After the shows, there was a party at the place where both bands played. Although he didn’t care about Van Halen at first and went to see other things, Garni admitted that he fell in love with Van Halen when he heard the band’s epic effort Eruption.

 

“So we went up and did our show,” Kelly continues. “It was at a college, and our dressing room was the drama department’s dressing room. So there was all this stuff in there.

“I knew there was a giant party going on after I played. So I headed down there. I went back out and said, ‘Oh, I’ll see these other guys.’ I literary didn’t care.

The only time I cared about Van Halen was the first time I heard ‘Eruption,’ and I went, ‘Oh my God! This is great. Now I kind of wish I would have seen him.'”

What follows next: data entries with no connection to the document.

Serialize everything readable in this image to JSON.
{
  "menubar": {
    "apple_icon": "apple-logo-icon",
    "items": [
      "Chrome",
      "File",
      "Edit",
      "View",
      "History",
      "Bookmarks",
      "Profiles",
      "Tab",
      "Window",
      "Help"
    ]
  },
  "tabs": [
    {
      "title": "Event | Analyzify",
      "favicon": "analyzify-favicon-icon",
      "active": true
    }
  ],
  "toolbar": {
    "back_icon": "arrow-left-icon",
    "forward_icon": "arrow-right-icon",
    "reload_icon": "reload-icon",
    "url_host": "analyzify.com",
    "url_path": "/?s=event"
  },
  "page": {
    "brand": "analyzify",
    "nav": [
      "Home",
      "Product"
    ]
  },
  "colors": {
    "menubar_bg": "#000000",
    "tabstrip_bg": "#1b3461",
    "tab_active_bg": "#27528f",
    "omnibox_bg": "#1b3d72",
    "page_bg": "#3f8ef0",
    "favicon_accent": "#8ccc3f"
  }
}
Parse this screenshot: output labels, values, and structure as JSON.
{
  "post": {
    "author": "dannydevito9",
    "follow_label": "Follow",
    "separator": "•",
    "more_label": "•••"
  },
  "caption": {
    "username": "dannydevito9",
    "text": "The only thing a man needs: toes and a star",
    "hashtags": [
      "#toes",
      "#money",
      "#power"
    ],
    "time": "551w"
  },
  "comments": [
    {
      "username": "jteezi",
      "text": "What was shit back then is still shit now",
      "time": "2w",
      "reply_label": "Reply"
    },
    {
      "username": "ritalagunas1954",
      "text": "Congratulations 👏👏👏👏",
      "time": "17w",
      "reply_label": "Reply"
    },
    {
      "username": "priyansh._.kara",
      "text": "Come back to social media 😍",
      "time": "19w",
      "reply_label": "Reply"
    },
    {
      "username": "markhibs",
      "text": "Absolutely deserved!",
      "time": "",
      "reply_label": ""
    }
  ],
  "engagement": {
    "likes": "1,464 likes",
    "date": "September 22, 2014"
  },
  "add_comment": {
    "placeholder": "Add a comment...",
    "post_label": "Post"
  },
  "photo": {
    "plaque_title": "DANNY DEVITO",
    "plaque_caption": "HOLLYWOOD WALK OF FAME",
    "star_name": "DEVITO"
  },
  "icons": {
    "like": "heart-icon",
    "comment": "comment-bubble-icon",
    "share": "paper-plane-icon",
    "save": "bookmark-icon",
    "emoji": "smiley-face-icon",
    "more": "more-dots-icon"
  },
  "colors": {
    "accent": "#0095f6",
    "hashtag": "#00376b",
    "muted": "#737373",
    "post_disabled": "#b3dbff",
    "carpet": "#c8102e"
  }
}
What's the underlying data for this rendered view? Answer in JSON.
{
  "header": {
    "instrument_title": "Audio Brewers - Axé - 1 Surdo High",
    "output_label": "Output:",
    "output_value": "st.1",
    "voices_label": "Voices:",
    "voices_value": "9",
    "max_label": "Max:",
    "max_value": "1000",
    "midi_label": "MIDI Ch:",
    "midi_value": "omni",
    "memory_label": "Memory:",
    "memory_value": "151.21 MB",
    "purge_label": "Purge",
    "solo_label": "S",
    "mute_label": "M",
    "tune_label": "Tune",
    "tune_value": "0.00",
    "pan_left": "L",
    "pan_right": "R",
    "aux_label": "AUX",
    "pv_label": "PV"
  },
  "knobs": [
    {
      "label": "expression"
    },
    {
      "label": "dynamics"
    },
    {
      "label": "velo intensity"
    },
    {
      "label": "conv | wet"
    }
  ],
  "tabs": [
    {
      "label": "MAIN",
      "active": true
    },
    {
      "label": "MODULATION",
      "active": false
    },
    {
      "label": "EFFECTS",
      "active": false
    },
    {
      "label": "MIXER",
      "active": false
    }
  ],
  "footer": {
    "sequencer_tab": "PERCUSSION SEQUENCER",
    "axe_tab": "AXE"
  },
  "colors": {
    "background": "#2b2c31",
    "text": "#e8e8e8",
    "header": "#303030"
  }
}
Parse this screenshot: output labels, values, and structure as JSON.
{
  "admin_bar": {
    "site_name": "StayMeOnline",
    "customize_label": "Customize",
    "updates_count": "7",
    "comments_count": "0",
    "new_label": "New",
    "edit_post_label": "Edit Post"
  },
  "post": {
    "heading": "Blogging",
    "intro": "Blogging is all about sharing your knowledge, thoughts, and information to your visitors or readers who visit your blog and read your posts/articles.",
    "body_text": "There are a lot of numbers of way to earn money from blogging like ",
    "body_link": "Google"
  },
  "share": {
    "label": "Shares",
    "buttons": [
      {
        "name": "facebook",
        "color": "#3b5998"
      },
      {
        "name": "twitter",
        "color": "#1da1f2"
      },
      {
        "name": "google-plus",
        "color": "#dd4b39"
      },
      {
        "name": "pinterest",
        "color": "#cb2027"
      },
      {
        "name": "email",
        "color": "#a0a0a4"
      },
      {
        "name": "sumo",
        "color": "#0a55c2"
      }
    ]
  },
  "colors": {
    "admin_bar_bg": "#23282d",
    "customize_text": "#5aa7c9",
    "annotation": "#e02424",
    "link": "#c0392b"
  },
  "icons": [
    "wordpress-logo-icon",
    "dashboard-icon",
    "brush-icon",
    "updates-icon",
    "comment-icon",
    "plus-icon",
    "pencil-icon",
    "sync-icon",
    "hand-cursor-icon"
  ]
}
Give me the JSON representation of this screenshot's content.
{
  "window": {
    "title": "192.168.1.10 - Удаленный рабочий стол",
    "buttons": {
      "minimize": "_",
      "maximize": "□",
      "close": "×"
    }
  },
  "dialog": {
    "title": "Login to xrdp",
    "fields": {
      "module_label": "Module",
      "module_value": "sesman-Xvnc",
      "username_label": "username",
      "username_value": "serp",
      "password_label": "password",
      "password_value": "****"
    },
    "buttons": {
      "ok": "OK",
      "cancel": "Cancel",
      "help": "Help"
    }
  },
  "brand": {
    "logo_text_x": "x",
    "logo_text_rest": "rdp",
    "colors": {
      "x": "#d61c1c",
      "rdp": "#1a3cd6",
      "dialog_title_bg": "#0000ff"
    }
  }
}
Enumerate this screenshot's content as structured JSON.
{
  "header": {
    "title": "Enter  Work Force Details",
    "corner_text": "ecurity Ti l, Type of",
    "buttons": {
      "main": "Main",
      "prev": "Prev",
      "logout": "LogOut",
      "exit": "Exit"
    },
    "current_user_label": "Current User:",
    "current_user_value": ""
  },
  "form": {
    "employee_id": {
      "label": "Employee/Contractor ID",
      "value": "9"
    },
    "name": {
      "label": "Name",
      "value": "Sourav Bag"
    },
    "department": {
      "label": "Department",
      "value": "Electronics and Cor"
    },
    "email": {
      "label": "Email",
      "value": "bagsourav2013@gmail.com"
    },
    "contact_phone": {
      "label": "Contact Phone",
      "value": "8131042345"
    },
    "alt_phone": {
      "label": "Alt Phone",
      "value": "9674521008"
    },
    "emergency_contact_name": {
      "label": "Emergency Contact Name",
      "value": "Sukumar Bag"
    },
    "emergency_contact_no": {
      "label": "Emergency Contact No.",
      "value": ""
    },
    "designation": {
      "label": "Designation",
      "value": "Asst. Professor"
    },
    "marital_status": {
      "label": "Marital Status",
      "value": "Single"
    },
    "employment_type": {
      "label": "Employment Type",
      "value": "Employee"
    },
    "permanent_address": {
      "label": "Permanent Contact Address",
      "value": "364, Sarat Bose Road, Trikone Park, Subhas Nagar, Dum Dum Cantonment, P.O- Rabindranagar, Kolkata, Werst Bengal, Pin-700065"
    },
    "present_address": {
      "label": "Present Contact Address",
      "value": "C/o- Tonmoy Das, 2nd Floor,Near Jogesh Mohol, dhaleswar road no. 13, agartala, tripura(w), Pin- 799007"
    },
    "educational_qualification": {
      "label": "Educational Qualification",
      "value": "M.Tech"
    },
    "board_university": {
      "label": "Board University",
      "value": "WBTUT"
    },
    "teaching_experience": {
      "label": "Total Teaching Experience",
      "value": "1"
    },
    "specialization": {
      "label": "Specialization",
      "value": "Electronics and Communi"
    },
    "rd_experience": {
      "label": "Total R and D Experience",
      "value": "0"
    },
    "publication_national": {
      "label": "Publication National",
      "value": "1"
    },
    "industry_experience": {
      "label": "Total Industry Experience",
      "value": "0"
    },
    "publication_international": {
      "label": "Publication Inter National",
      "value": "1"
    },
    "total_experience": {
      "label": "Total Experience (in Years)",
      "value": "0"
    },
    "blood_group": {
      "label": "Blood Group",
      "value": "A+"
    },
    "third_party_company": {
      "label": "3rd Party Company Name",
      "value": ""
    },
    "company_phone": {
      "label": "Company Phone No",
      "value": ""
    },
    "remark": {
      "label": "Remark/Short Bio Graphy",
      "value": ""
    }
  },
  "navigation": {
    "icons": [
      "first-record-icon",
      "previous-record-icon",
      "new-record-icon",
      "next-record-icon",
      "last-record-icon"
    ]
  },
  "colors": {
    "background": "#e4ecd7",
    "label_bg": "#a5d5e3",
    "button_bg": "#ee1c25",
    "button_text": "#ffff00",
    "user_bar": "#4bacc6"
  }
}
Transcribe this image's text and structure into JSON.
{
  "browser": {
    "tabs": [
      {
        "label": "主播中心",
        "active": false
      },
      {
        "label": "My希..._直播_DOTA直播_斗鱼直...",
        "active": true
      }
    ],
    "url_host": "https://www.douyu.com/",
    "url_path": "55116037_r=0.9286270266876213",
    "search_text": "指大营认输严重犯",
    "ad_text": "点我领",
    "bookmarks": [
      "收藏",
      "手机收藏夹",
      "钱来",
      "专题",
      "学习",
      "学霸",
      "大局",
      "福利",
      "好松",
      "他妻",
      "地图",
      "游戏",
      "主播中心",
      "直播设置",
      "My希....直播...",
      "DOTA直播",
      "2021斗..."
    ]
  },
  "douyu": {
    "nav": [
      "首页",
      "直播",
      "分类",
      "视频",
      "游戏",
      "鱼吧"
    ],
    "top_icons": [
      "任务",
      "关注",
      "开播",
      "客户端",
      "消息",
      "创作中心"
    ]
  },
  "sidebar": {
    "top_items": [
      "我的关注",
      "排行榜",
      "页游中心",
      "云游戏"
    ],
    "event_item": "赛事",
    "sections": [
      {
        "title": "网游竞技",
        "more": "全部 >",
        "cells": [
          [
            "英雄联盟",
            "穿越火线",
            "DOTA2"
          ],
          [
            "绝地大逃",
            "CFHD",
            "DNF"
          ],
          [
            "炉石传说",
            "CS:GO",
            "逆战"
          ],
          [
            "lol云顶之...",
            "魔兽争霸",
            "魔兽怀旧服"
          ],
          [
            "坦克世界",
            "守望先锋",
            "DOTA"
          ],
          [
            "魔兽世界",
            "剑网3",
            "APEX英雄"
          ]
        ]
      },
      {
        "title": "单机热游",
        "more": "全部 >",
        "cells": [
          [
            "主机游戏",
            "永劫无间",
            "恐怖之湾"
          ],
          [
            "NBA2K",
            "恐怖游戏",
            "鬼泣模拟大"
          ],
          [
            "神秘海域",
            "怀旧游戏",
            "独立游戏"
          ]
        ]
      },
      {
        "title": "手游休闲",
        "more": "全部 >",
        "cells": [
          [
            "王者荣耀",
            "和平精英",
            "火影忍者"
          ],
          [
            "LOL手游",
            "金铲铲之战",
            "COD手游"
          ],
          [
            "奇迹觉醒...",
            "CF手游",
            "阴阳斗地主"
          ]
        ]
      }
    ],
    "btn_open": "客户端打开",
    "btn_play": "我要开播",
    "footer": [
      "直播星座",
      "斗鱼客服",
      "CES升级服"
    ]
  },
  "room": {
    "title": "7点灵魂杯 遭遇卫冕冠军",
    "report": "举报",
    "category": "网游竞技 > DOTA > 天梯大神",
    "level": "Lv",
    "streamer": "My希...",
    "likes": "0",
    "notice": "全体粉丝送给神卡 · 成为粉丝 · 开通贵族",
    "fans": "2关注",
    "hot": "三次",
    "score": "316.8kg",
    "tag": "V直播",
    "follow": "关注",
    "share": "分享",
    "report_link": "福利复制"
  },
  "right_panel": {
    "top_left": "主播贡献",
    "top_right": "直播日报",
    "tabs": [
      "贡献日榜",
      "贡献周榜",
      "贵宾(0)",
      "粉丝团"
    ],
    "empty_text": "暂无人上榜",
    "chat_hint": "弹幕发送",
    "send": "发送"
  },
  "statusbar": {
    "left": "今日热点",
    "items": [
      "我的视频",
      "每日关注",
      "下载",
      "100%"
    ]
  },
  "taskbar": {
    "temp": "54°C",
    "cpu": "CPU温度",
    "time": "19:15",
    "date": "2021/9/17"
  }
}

Back this past May, we shared an article about Michael Anthony’s crushing David Lee Roth during his stints in Van Halen. In an appearance with The Mitch Lafon and Jeremy White Show, Anthony said brought a whole new element to Van Halen.

 

“When ‘Jump,’ which was our only big single from the early days of Van Halen, Roth didn’t even want that song on the album, because he’s all, ‘Eddie, you’re a guitar god, man, you’re not supposed to be playing keyboards.’ And Eddie, he grew up classically trained. Piano, in addition to picking up guitar.

“When Sammy joined the band, I think it was just a natural progression of the band. We just continued writing and Sammy brought in this whole knowledge of being a guitar player himself, he understood structure of music and stuff like that. From that standpoint, where David would always write the lyrics and go, ‘Yeah, man, play that hard or whatever,’ Sammy‘s like, ‘Hey, you got this chord here, what if we play this chord or whatever, make this change.

He brought a whole new element, and it just kind of changed the dynamic of the band. We weren’t going to continue doing what we didn’t want to continue doing, what we were doing with Dave. Because that was with Dave. It’s the natural evolution within the way the band was evolving.”